The plastics have wedged the mangrove forest, destroying the breeding ground of fish and turtles. [Joackim Bwana, Standard]

And with the new law on sustainable waste management, Awadh says all open landfills will be closed within two years to reduce visual pollution and prevent waste from returning to the environment. “The law will provide a guideline on the formation of technical landfills, which are professional ways of managing waste. The landfill will handle general waste, but each county must have a material recovery facility where plastics will be managed,” says Awadh.

She says that according to KMFRI, as much as Kenya contributes to the dumping of plastic waste, most plastics are washed to shore by waves from other countries.

Although there are no international laws binding nations together to ensure controlled dumping into the ocean, Awadh says there is a draft treaty that will pressure nations to stop the dumping into the ocean. the ocean.

“Although there is no global treaty on plastic management, WWF has been able to work with our counterparts in other countries to pressure different countries to at least address the issue,” says Awadh. .

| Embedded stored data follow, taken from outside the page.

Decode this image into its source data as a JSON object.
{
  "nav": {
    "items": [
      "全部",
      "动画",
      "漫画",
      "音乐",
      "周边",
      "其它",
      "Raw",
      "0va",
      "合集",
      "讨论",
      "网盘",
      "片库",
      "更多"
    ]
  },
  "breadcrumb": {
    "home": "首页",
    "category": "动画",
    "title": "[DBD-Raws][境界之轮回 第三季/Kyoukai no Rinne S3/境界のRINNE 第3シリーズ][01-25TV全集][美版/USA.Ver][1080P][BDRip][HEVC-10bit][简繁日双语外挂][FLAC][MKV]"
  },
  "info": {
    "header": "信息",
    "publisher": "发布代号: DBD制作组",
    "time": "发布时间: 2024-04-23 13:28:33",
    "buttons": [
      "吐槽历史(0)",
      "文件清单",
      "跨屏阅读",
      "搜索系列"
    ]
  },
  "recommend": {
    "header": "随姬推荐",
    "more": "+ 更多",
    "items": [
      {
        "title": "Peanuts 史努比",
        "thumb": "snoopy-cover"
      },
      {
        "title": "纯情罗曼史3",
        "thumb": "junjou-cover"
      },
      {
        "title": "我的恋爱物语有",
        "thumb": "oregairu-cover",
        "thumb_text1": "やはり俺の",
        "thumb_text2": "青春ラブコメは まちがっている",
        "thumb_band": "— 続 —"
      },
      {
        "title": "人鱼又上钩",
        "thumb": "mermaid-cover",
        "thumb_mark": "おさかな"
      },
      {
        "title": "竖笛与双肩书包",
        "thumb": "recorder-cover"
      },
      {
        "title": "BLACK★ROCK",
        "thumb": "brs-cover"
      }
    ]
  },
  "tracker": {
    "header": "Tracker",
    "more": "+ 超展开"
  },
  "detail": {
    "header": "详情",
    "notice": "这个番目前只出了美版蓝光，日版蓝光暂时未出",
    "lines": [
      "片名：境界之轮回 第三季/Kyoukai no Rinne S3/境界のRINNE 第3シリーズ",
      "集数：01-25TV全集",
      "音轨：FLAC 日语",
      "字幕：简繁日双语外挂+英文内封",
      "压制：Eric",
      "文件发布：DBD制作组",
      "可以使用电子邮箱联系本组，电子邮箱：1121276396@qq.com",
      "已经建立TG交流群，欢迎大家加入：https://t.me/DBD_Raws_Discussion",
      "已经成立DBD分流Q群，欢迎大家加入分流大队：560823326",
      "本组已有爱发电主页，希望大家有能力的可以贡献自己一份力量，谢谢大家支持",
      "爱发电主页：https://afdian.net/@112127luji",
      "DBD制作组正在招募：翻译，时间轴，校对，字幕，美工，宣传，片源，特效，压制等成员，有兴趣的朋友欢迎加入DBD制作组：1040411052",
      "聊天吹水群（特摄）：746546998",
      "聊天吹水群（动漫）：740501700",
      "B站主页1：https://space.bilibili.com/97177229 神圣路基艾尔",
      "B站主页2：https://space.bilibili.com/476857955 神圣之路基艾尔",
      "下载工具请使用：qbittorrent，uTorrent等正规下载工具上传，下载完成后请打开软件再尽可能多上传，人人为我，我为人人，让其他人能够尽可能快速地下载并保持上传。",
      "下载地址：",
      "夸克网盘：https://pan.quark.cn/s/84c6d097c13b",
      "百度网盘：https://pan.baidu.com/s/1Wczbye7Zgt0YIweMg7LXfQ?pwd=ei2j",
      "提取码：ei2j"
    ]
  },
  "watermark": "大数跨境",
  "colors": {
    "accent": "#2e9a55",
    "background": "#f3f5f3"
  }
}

She acknowledges, however, that there is no documentation and clear data on vessels caught dumping plastic at sea and that the coastguard monitors vessels entering different territorial spaces. “We now have a global plastics management treaty and WWF has been able to work with our counterparts to pressure different countries to at least address the issue,” says Awadh.

She says WWF has partnered with Mombasa County through the Plastic Smart Cities program for three years to eliminate the use of plastic.

Thanks to the circular economy, several waste collectors have benefited from WWF training on waste sorting, safety and finding a reliable market for waste to help them earn while cleaning up the environment.

“Awadh also says that sorting rubbish at source will go a long way in managing household dumping and that the 20,000 shillings penalty put in place will help enforce the laws. “We have a law on solid waste management, but it’s up to Kenyans to want a clean environment,” says Awadh.

She says that with the Extended Producer Responsibility Regulation (EPRR), all manufacturers will take responsibility for the end of life of all products to promote the circular economy and ensure proper waste management.

WWF is also working with the Manufacturers Association of Kenya and other stakeholders through the EPR to encourage consumers to collect plastic bottles.